Al Unser Jr. retires after stellar career in racing business

AP , INDIANAPOLIS, INDIANA

Al Unser Jr. gave his heart to racing. When he felt his passion was gone, he had only one choice -- to get out of the car.

On Wednesday, Unser, a two-time Indianapolis 500 winner, announced his retirement from the sport that defined his life and his family's legacy.

"I've had a great career," he said. "It's been a challenge, been hard to follow in the footsteps that I've followed. I feel I upheld the Unser name quite well."

Unser, 42, was one of open-wheel racing's brightest stars and biggest names during a turbulent time. He stayed with Roger Penske's team when the Indy Racing League and CART parted ways in 1996, then switched to the IRL in 2000.

Through it all, Unser was one of the few players who seemed to stay above the spat. He won two Indy titles, two CART points championships, a combined 34 races in 21 seasons and remained a favorite of fans and drivers.

"You knew if you were racing against Junior he'd try to pass you cleanly," former driver Scott Goodyear said.

The Unsers always considered racing a family business.

Junior started in go-karts at age 9 and learned his trade from some of the best. His father, Al, is one of three drivers with four Indianapolis 500 wins.

Junior's uncle, Bobby, won three times at Indianapolis, and Junior's two victories gave the family nine in the biggest race in open-wheel racing.

Two of Unser's cousins, Robby and Johnny, also raced at Indianapolis.

But after 33 summers of racing, Junior still couldn't leave the track completely.

His newest career -- serving as an adviser for Patrick Racing, his team, and a driving mentor for his 21-year-old son, Al -- begins this weekend at the Argent Mortgage Indy 300 in Kansas City, Kan.

Team owner U.E. "Pat" Patrick has not chosen a replacement for Junior.

"What scares me is going to Kansas this weekend and watching Little Al get out there," Junior said. "Hopefully, he can follow in his father's footsteps and his grandfather's footsteps."

The IRL has lost two of its most prominent drivers in 13 months. Michael Andretti retired in May 2003 at age 40.

Andretti also grew up in a racing family, endured the pressure of living up to his famous father's achievements and left the sport earlier than some expected to focus on his ownership in Andretti-Green Racing.

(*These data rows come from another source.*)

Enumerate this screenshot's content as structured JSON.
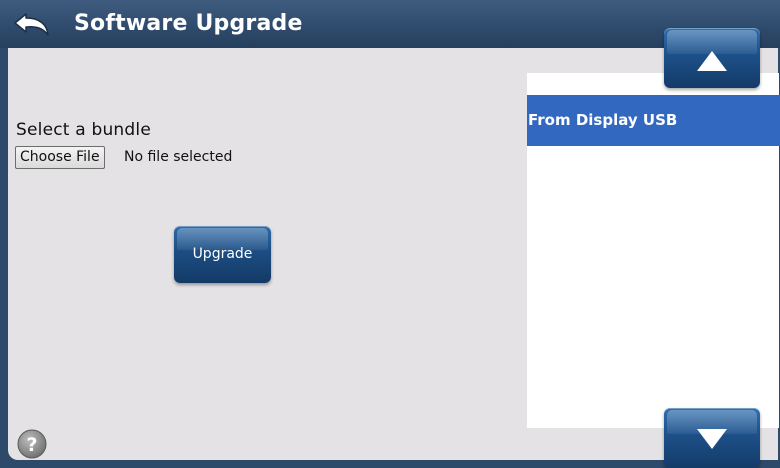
{
  "header": {
    "title": "Software Upgrade",
    "back_icon": "back-arrow-icon"
  },
  "upgrade_form": {
    "label": "Select a bundle",
    "choose_file_label": "Choose File",
    "file_status": "No file selected",
    "upgrade_label": "Upgrade"
  },
  "source_list": {
    "items": [
      {
        "label": "From Display USB",
        "selected": true
      }
    ],
    "scroll_up_icon": "triangle-up-icon",
    "scroll_down_icon": "triangle-down-icon"
  },
  "footer": {
    "help_icon": "help-icon"
  },
  "colors": {
    "titlebar": "#2f4b6d",
    "panel": "#e4e2e5",
    "selection": "#3268bf",
    "button": "#1c4d82"
  }
}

Michael's father, Mario, won the 1969 Indy 500 and 1978 Formula One title.

The two sons were continually linked, though, sometimes referred to as the IRL's second generation of stars.

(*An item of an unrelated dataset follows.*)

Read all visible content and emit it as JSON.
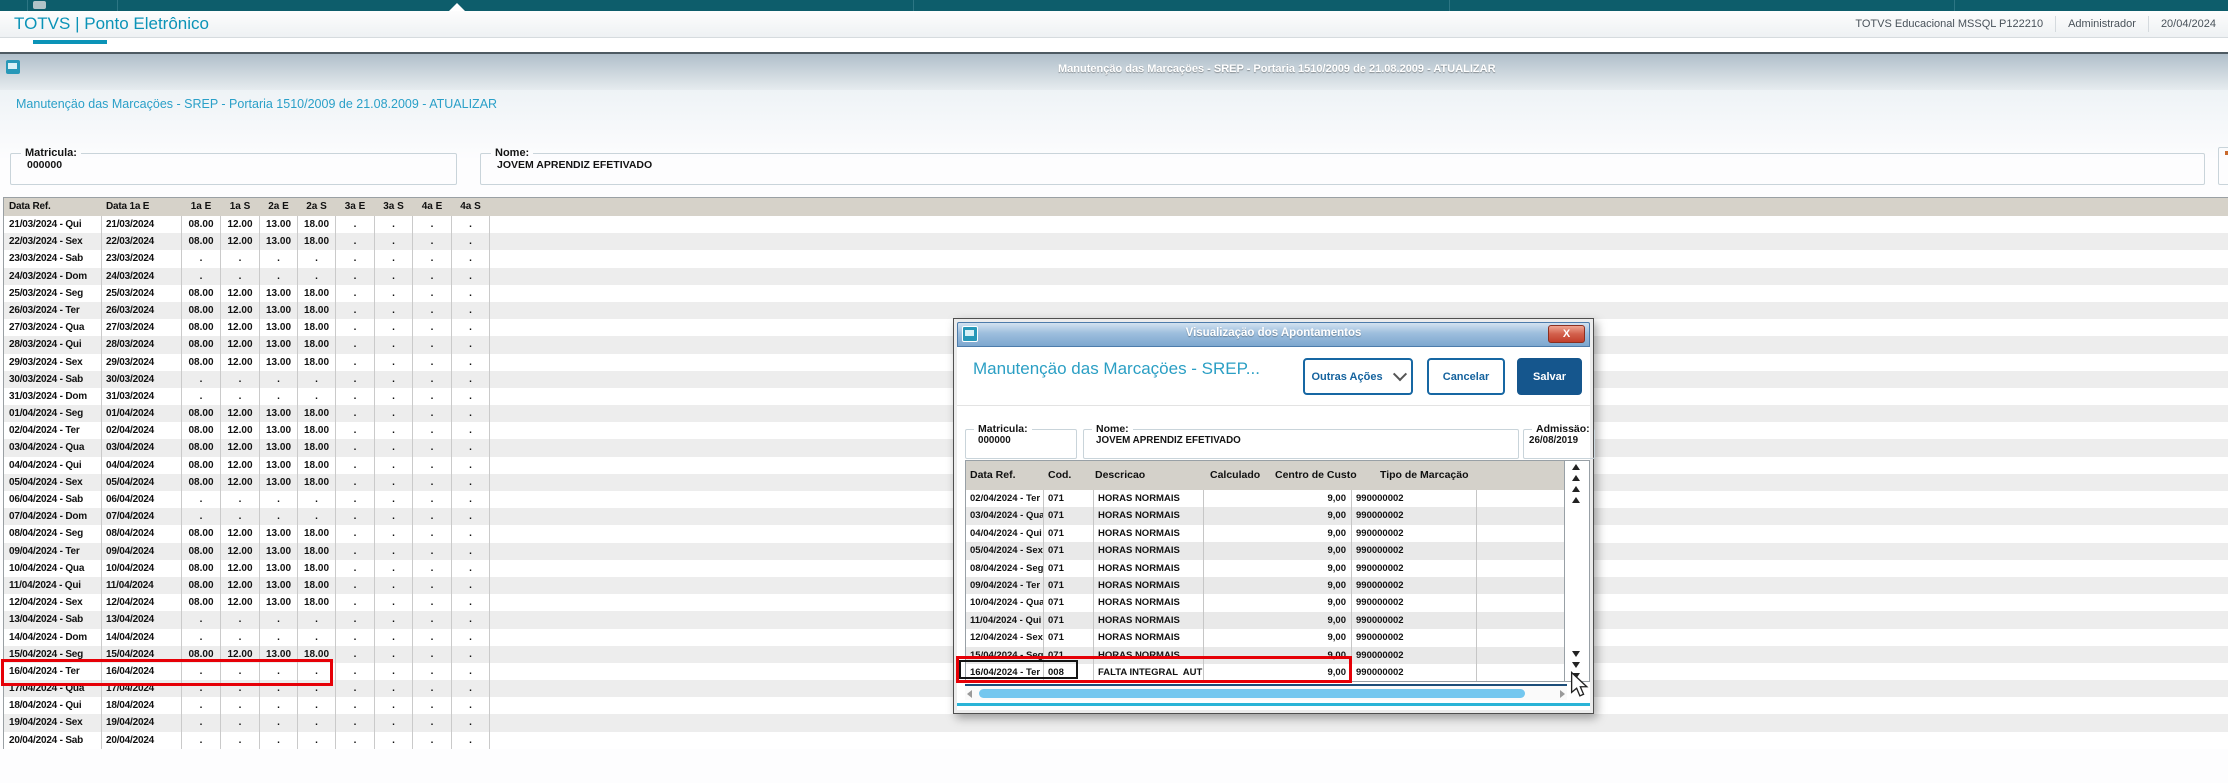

"Al is one of the best guys that's ever driven a race car," Michael Andretti said.

This season, Unser has dealt with a litany of frustrations.

He worked for several months to find a ride after breaking his pelvis last October when he was thrown from an all-terrain vehicle in New Mexico. After months of rehabilitation, Unser finally signed with Patrick Racing in March but missed the first three races of the IRL season.

In three starts, Unser's best finish was 11th, and last weekend at Richmond he was the slowest qualifier in the field. Unser finished 22nd in the race.

Junior became the youngest driver, at age 24, to win the International Race of Champions series. He recaptured the title two years later. In 1992 and 1994, he won the Indy 500.

His most memorable season, though, was 1985, when he lost the CART title by one point to his father.